Her very name was a reinvention. Angelou was born Marguerite Johnson in St. Louis and raised in Stamps, Arkansas, and San Fran­cisco, moving back and forth between her parents and her grandmother. She was smart and fresh to the point of danger, packed off by her family to California after sassing a white store clerk in Arkansas. Other times, she didn’t speak at all: At the age of seven, she was raped by her mother’s boyfriend and didn’t talk for years. She learned by reading, and listening.

In a statement on Facebook, Angelou’s family said she passed away quietly at home in Winston-Salem, North Carolina, at 08:00 EST (12:00 GMT).

“Her family is extremely grateful that her ascension was not belaboured by a loss of acuity or comprehension,” they said.

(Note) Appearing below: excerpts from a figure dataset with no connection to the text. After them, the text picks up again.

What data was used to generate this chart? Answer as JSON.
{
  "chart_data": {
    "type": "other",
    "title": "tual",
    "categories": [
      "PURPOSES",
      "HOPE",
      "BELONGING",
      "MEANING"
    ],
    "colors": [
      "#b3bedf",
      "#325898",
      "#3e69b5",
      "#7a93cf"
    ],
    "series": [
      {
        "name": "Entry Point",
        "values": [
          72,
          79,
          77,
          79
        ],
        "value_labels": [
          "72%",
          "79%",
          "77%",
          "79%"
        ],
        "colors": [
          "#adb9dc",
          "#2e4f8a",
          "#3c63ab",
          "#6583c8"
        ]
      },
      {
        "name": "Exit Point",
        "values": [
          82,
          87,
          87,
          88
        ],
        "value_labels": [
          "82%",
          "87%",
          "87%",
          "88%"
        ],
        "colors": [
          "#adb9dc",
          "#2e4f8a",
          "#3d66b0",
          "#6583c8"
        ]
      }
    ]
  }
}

“She lived a life as a teacher, activist, artist and human being… The family is extremely appreciative of the time we had with her and we know that she is looking down upon us with love.”

“Over the course of her remarkable life, Maya was many things — an author, poet, civil rights activist, playwright, actress, director, composer, singer and dancer,” President Barack Obama said.

“But above all, she was a storyteller — and her greatest stories were true.”

“The poems and stories she wrote and read to us in her commanding voice were gifts of wisdom and wit, courage and grace,” former President Bill Clinton said.

“I will always be grateful for her electrifying reading of ‘On the Pulse of Morning’ at my first inaugural, and even more for all the years of friendship that followed.”

“”The renaissance woman has made a peaceful transition,” the Rev. Jesse Jackson Sr. said. “She acted, sang, danced and taught She used poetry as a road for peace.”

“I thought she was eternal,” fellow writer and contemporary Toni Morrison told The Telegraph last week. “I thought she would always, always be there.

“She was important in so many ways. She launched African-Ameri­can women writing in the U.S. She was generous to a fault. She had 19 talents and used 10. And she was a real original. There is no duplicate.”